La decadencia de los patios

Patio

El patio de mi infancia estaba lleno de vida, y lo sentía respirar. Me llegaban las sinfonías domésticas de las vajillas al entrechocar platos y cubiertos; los seriales de sobremesa en la radio; las coplas de Maruja, la vecina del tercero, que ponía toda el alma en sus trinos; las disputas entre la señora Julia y la señora Rosa, permanentemente enfrentadas e inseparables a la vez, buscando con aspavientos la complicidad en las otras ventanas; el enfado de los pisos bajos, que soportaban las basuras de algunos vecinos quizá envidiosos de esa exigua parcela donde se acumulaban macetas y cachivaches de toda índole. En las cuerdas de tender, que eran como puentes entre las casas, viajaban declaraciones de amor juvenil. Recuerdo, sobre todo, un patio dominado por las mujeres, porque los hombres no sabían asomarse a él y cuando lo hacían era de refilón, como si pidieran disculpas. El patio, en fin, era el corazón de la casa y allí latían las alegrías y las penas.

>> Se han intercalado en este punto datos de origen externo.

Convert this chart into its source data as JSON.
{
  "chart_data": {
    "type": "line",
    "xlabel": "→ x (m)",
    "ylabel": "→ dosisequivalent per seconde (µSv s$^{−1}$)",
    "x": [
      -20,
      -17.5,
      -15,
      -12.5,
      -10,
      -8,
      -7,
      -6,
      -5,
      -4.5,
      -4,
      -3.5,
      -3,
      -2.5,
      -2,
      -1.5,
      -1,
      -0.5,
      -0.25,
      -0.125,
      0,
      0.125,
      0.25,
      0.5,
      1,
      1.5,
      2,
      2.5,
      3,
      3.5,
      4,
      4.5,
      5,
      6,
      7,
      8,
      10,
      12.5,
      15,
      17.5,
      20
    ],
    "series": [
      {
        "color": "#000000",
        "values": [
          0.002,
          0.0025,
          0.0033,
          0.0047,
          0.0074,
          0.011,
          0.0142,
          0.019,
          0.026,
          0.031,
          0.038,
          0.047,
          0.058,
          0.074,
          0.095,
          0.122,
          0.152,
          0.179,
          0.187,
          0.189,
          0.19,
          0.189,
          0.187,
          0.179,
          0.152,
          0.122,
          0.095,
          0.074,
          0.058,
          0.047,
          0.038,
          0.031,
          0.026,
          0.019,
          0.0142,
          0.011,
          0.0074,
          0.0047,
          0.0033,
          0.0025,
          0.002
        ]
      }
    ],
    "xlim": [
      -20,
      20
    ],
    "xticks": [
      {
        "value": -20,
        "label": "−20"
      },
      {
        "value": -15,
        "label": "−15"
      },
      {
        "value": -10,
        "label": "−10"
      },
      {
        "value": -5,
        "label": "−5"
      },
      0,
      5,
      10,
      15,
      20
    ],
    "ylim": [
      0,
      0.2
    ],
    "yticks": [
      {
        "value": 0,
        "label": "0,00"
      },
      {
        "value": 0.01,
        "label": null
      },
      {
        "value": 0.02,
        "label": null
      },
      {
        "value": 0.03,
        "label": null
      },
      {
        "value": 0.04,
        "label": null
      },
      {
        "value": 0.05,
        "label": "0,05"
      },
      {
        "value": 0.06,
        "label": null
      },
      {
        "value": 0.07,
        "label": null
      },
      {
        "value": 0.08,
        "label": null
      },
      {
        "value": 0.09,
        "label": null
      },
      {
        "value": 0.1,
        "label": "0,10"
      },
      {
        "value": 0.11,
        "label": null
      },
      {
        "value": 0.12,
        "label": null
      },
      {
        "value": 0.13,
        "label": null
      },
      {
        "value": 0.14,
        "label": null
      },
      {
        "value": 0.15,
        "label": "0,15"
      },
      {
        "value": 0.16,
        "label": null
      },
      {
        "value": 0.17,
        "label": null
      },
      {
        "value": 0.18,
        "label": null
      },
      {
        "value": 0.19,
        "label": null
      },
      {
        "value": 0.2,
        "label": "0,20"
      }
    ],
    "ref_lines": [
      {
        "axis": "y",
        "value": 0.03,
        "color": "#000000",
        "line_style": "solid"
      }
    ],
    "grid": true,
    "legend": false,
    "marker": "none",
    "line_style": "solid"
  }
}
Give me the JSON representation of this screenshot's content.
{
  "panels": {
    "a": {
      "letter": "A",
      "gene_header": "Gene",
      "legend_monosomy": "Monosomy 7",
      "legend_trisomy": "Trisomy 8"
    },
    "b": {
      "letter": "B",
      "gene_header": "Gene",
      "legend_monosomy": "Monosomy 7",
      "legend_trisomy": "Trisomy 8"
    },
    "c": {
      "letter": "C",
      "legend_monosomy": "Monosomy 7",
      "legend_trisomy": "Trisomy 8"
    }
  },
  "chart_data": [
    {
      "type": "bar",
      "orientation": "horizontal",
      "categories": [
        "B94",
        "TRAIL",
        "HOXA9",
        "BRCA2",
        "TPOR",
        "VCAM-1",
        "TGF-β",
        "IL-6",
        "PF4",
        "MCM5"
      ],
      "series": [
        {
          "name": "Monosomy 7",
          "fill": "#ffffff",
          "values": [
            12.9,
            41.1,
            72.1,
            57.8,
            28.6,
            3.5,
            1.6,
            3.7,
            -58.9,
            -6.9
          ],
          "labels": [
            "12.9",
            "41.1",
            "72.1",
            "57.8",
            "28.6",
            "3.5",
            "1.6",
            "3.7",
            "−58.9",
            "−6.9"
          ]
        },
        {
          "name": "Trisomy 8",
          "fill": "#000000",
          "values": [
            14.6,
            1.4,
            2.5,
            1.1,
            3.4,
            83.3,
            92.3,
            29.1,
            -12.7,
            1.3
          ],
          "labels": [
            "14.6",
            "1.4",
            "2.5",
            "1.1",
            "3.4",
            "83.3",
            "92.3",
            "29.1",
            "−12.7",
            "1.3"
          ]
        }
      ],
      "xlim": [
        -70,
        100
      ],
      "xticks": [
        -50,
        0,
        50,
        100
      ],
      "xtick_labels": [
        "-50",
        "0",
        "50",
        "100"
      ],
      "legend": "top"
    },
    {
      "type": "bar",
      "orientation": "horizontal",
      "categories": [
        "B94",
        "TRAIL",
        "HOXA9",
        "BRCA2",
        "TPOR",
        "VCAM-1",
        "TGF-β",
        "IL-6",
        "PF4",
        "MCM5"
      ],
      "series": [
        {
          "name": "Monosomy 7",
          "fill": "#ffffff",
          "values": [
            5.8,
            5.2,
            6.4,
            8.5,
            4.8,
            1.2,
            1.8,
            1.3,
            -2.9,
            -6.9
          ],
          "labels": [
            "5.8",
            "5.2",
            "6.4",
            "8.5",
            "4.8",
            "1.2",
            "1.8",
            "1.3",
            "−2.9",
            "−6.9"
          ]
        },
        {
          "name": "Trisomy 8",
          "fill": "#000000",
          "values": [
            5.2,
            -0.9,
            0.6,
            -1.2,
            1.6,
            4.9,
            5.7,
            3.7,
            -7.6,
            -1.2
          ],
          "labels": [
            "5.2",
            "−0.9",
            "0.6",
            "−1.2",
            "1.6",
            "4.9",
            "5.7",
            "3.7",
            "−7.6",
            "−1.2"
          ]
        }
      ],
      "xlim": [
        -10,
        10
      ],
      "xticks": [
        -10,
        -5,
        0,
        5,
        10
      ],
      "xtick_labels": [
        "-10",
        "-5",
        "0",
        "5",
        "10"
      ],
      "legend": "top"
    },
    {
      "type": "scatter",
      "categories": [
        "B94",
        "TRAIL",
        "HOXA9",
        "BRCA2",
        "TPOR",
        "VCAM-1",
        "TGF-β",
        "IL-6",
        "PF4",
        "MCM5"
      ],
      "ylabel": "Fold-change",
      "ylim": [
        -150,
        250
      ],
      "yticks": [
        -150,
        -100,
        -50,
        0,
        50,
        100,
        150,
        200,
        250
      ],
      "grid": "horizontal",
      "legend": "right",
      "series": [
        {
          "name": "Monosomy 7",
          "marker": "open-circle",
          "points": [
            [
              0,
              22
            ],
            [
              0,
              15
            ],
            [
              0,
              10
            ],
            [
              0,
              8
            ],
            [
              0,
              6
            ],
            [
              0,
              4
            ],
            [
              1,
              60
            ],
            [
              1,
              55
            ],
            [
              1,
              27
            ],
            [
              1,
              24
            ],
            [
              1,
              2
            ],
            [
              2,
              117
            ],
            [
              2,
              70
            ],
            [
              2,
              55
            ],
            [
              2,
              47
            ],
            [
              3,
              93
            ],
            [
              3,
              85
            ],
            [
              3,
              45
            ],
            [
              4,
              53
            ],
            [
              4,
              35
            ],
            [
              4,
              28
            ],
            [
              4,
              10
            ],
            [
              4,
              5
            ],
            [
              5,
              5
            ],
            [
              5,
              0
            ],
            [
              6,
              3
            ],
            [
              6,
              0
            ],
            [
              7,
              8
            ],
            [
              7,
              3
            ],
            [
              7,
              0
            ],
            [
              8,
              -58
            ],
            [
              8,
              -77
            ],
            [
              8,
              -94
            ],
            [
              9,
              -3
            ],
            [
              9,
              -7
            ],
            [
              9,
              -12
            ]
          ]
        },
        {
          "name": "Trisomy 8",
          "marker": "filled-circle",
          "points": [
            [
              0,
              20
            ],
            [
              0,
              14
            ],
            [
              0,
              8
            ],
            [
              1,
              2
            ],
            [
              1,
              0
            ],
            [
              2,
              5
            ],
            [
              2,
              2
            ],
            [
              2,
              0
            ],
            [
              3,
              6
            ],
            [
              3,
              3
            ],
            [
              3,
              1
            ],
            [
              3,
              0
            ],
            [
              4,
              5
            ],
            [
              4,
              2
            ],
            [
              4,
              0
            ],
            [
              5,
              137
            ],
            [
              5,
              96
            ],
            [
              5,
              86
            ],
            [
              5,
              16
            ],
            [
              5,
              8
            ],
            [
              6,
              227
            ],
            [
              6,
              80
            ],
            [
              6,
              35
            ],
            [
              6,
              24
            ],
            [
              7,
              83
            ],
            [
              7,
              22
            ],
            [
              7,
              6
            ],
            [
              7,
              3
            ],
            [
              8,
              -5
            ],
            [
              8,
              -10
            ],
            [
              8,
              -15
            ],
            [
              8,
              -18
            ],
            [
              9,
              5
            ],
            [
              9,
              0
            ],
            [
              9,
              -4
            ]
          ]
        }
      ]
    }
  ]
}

Y todos sabíamos de todos.

Pero aquello se acabó. Los vecinos nos fuimos recluyendo poco a poco en el interior de los pisos, y el patio languideció y al asomarnos a las ventanas sólo oíamos un silencio oscuro. Sé cuando empezó la decadencia del patio. Fue el día en que a alguien se le ocurrió comprar la primera televisión.